Rick’s, as a business, has been around since the early 2000s, but the building has been used for ski sales and boot fitting for well over half a century.

Around the same time Jozo Wieder started building Blue Mountain into what it is today, another Austrian found his way to the quaint town of Collingwood.

Karl Zotter grew up in war-torn Austria where he fell in love with skiing at an early age. With a jobless father and 10 siblings to feed, Zotter was never able to afford skis of his own until he was in his late teens. To him, skiing meant getting up at the crack of dawn, hauling the wooden slats on his shoulders and braving the unploughed trails — there were no lifts to be found.

When he arrived in Canada in 1953, Zotter started working at the Shipyards, working part-time at Jozo’s ski shop on the weekends. 

It was a job he had always dreamed of, and 10 years later opened a place of his own. Zotter acquired a small building at the base of the Toronto Ski Club and opened the doors to Zotter’s Ski Shop (Now Rick's).

Zotter was known for his excellent customer service and skilled ski tuning, and the friendly shop dog that would eagerly greet customers. According to his obituary, Zotter would go out of his way to help people who couldn’t afford rentals, remembering the hard times he had growing up in Austria.

After 30 years, Zotter’s eventually closed its doors — but they didn't stay closed long. 

Rick Sim had spent over two decades as a fitter at Slalom Gate. Knowledgeable in all things skis, he decided to revitalize Zotter’s shop as his own.

Sim was old fashioned in all ways. He kept all of his old equipment in impeccable shape and never threw anything away. The shop was filled with bins of old bindings and boot soles, and he tuned everything by hand.

When Nickels was 13-years-old he stumbled into the shop to get his boots fitted and after chatting, Sim hired him on the spot. 

When Rick passed away four years later he gave Nickels first right to buy the business. So, with the help of his parents, Nickels bought the business from the estate when he was 17 years old. That was 2012, and Nickels has been running the shop ever since. 

Nickels learned a lot from the particular and organized Sim in the old-fashioned shop. When summer hit Collingwood, Nickels chased winter to New Zealand where he learned boot fitting in a modern shop.

As the new owner of Rick's, Nickels toyed with the idea of changing the name, but he liked the link it had to the shop’s history. Now 26, Nickels has expanded the shop to include a retail area in the front and a wide variety of ski and snowboard rentals for all ages and abilities. 

Nickels is the youngest ski shop owner in the Blue Mountain area, and he is continually looking for ways to stay on top of trends and expand his business. But he keeps the history of the shop and Sim's and Zotter's old-school methods at the forefront. 

“We still hand finish all of our tunes,” Nickels said. “It’s a touch of both. Old school methods with a new school twist.”

Beside the original fireplace in the back sits an old ski lift from Talisman where customers sit comfortably while they get fitted for their rentals.
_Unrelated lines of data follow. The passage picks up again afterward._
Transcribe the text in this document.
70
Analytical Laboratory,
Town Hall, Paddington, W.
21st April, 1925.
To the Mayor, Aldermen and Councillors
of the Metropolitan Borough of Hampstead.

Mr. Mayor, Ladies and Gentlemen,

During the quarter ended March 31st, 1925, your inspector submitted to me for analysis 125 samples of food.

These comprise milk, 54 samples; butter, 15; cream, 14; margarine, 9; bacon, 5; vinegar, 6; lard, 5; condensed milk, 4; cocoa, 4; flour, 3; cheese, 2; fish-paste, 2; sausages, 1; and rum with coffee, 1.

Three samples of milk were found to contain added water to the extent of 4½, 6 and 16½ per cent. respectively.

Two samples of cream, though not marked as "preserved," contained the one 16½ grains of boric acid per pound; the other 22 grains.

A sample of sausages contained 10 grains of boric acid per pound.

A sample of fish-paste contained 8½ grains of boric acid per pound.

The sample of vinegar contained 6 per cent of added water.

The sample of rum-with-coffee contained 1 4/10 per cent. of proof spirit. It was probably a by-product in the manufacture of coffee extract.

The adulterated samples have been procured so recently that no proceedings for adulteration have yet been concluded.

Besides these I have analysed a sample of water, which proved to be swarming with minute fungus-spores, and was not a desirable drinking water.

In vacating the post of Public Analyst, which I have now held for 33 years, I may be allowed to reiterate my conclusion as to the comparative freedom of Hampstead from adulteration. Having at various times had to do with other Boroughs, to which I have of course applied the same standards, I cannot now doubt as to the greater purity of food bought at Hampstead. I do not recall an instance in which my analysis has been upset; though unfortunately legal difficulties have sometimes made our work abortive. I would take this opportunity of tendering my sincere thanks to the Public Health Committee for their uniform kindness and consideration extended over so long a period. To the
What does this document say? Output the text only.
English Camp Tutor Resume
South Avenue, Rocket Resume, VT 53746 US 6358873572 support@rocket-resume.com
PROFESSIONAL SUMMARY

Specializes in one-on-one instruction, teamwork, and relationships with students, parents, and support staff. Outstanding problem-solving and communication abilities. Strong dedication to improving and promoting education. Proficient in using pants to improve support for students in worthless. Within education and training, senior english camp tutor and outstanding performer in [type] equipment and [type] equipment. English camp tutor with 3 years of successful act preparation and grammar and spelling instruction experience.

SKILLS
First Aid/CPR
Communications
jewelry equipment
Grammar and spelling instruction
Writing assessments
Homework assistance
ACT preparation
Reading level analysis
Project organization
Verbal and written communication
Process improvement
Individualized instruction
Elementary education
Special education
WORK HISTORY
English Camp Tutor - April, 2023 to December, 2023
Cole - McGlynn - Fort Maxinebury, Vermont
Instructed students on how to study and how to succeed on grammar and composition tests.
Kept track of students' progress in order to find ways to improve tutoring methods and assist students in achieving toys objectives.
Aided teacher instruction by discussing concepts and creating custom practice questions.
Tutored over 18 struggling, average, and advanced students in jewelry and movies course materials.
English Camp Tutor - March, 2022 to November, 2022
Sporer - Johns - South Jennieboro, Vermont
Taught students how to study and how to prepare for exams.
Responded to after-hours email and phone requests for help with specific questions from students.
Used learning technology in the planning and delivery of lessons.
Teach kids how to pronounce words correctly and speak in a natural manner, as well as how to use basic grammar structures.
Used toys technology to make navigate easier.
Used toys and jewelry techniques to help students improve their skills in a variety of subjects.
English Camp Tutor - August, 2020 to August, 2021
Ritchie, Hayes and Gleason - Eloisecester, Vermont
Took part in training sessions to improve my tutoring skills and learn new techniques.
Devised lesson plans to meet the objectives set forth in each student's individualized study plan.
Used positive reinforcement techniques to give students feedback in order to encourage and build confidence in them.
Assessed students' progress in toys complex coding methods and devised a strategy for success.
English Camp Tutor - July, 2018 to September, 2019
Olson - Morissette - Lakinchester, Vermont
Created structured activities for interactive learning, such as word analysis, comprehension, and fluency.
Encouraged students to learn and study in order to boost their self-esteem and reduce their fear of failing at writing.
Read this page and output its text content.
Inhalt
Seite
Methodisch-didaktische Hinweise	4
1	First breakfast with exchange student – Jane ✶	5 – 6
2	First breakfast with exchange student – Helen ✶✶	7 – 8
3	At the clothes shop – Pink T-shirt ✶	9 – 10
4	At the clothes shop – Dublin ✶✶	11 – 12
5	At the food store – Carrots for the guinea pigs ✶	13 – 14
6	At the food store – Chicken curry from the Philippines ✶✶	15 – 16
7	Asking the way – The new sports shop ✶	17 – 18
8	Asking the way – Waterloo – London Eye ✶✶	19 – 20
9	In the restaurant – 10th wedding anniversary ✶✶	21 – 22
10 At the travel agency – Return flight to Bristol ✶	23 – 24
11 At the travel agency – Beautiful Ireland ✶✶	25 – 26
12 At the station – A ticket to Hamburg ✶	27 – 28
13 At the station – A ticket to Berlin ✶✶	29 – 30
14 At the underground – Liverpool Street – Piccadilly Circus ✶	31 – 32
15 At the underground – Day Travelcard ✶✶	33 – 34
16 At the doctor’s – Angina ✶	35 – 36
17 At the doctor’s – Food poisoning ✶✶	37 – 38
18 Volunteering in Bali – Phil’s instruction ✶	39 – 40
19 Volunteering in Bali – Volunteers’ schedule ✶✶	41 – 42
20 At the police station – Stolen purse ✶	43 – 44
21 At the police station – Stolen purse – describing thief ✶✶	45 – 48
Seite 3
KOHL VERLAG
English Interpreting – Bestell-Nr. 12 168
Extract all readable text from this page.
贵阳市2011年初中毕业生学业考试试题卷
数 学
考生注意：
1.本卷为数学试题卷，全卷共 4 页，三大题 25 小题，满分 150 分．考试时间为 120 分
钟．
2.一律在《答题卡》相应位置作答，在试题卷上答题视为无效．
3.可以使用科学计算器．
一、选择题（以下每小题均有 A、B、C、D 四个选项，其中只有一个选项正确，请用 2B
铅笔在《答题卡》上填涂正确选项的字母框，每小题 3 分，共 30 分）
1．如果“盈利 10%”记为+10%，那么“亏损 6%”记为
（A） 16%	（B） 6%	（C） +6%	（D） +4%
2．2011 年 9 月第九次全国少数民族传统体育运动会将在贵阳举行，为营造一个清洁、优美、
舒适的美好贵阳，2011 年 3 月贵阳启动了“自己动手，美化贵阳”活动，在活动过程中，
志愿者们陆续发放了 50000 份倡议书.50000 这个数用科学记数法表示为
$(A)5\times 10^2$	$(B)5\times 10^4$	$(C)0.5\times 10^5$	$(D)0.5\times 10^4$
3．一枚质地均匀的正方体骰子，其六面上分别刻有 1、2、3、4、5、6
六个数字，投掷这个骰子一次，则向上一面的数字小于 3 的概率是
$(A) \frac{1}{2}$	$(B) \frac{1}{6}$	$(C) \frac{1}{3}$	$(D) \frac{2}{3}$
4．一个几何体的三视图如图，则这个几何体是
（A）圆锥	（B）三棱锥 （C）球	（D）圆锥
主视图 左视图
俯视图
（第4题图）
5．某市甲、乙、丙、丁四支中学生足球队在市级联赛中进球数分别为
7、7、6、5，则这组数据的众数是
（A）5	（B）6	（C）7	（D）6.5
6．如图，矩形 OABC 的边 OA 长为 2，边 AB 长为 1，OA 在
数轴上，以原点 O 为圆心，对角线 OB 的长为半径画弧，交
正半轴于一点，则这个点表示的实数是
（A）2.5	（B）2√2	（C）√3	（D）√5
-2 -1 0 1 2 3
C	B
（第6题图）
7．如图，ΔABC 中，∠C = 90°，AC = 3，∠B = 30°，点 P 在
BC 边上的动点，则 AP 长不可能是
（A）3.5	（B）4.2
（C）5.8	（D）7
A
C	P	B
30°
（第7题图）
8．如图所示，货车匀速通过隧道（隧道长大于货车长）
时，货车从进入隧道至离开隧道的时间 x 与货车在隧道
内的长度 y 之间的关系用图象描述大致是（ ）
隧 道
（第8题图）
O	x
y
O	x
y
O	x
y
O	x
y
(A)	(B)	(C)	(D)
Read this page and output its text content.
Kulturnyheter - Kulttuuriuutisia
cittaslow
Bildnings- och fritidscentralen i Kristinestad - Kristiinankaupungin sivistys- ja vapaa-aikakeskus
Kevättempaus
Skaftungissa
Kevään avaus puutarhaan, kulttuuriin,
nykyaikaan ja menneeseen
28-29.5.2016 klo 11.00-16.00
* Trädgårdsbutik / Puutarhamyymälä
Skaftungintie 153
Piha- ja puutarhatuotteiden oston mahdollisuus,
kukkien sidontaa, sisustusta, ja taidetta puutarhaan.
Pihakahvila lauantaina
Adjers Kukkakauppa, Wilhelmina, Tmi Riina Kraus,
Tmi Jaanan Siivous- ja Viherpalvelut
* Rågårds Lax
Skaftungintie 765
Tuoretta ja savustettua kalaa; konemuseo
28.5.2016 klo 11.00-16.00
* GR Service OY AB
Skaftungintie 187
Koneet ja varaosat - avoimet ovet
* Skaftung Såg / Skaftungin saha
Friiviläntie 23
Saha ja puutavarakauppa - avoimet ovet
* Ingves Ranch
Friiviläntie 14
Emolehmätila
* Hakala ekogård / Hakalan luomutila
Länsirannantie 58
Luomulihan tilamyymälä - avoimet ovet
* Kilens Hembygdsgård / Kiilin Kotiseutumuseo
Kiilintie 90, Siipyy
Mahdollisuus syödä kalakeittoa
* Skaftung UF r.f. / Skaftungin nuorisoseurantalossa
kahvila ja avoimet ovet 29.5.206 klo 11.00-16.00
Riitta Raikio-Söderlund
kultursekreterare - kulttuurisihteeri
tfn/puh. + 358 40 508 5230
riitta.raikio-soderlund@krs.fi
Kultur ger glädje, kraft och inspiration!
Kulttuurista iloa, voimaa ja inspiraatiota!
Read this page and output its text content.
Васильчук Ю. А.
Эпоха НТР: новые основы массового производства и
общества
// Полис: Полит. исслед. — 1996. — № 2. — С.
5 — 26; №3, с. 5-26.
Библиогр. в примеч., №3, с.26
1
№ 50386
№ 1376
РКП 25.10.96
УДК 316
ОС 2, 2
An original trail map of Blue Mountain Resort hangs on the wall behind it.

While he dreams of expanding someday and has tossed around the idea of a second location, Nickels is content with where his business is now. He spends the fall travelling around to ski swaps all over Southern Ontario, and enjoys going for beers after work with other shop owners in the area.

“The ski community is like no other. From the shop owners, to the brand reps and customers, we’re all cut from the same cloth. It’s a lot of fun,” he said.

  His favourite part is the interesting and amazing people he gets to meet along the way. 

“Being a resort town, people are always so happy. I get to help them try skiing for the first time, or fall in love with it all over again.”

Nickels has his crew of regulars who come to him for ski tuning year after year, and he has helped fit people for rentals from all over Canada, Mexico, Europe, and more.

 

And most importantly, he has Cooper, a shop dog of his own that eagerly greets customers when they walk through the door.